El contexto actual de crisis sanitaria, nos ha dado pie para pensar, evaluar y enfatizar la importancia que tienen aspectos psicológicos tanto en deportistas como en su medio más cercano.

Durante este tiempo ha aumentado el interés en la psicología, principalmente para entender los procesos que surgen en este contexto y también sobre cómo llevar de la mejor manera esta situación. Ciertamente, no hay una sola receta y no existen fórmulas mágicas, pero sí hay recomendaciones generales, tanto para el deportista como para sus familias, que los ayuden a sobrellevar este momento de la mejor manera posible. Claro que no es fácil, pero sabemos que el deportista y su familia han elegido un camino que requiere dedicación, el deporte. Y es justamente esa elección, la que permite que este nuevo desafío se transforme en una oportunidad de crecimiento.

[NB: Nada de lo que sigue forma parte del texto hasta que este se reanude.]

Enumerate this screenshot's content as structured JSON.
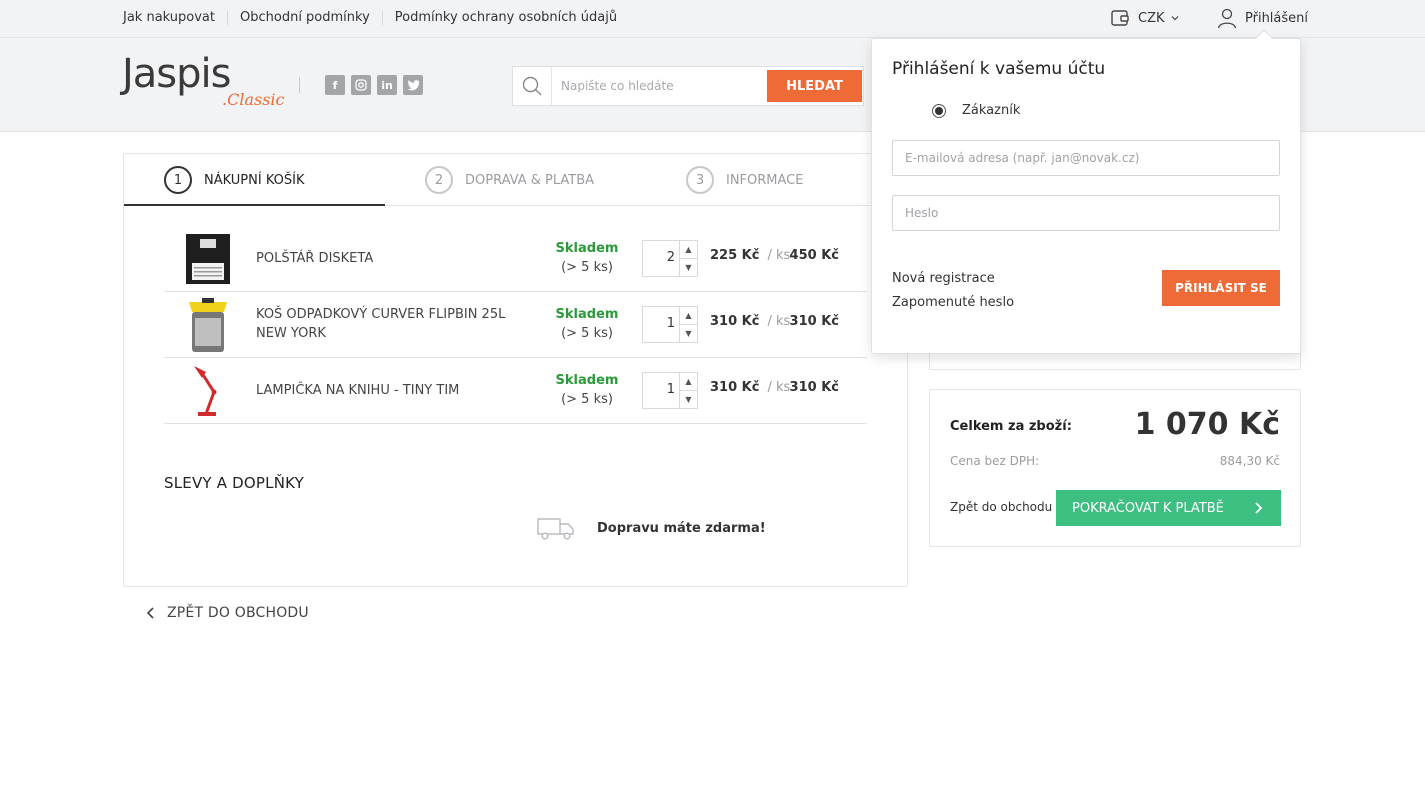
{
  "topbar": {
    "links": [
      "Jak nakupovat",
      "Obchodní podmínky",
      "Podmínky ochrany osobních údajů"
    ],
    "currency": "CZK",
    "login_label": "Přihlášení"
  },
  "header": {
    "logo_main": "Jaspis",
    "logo_sub": ".Classic",
    "socials": [
      "f",
      "ig",
      "in",
      "tw"
    ],
    "search_placeholder": "Napište co hledáte",
    "search_button": "HLEDAT"
  },
  "steps": [
    {
      "num": "1",
      "label": "NÁKUPNÍ KOŠÍK"
    },
    {
      "num": "2",
      "label": "DOPRAVA & PLATBA"
    },
    {
      "num": "3",
      "label": "INFORMACE"
    }
  ],
  "cart": {
    "items": [
      {
        "name": "POLŠTÁŘ DISKETA",
        "stock": "Skladem",
        "stock_note": "(> 5 ks)",
        "qty": "2",
        "unit_price": "225 Kč",
        "per": "/ ks",
        "total": "450 Kč"
      },
      {
        "name": "KOŠ ODPADKOVÝ CURVER FLIPBIN 25L NEW YORK",
        "stock": "Skladem",
        "stock_note": "(> 5 ks)",
        "qty": "1",
        "unit_price": "310 Kč",
        "per": "/ ks",
        "total": "310 Kč"
      },
      {
        "name": "LAMPIČKA NA KNIHU - TINY TIM",
        "stock": "Skladem",
        "stock_note": "(> 5 ks)",
        "qty": "1",
        "unit_price": "310 Kč",
        "per": "/ ks",
        "total": "310 Kč"
      }
    ],
    "discounts_title": "SLEVY A DOPLŇKY",
    "shipping_text": "Dopravu máte zdarma!",
    "back_label": "ZPĚT DO OBCHODU"
  },
  "summary": {
    "total_label": "Celkem za zboží:",
    "total_value": "1 070 Kč",
    "net_label": "Cena bez DPH:",
    "net_value": "884,30 Kč",
    "back_label": "Zpět do obchodu",
    "pay_button": "POKRAČOVAT K PLATBĚ"
  },
  "login_popup": {
    "title": "Přihlášení k vašemu účtu",
    "radio_label": "Zákazník",
    "email_placeholder": "E-mailová adresa (např. jan@novak.cz)",
    "password_placeholder": "Heslo",
    "register_link": "Nová registrace",
    "forgot_link": "Zapomenuté heslo",
    "login_button": "PŘIHLÁSIT SE"
  },
  "colors": {
    "accent_orange": "#ee6a36",
    "accent_green": "#3ebf82",
    "stock_green": "#2b9b3a"
  }
}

Cada ser humano es un mundo distinto, y cada deportista atraviesa procesos que son únicos e incomparables, incluso con hermanos o compañeros de su misma disciplina, porque cada característica y rasgo individual le da su sello, y es esa individualidad lo que les permitirá avanzar en el deporte y en la vida.

Los deportistas vivencian distintas variables psicológicas en entrenamientos y competencias, que son familiares para ellos, como la concentración, la ansiedad, la gestión emocional, entre tantas otras; y es en esta crisis cuando se vuelven a enfrentar a las mismas variables psicológicas, pero esta vez, en otra circunstancia.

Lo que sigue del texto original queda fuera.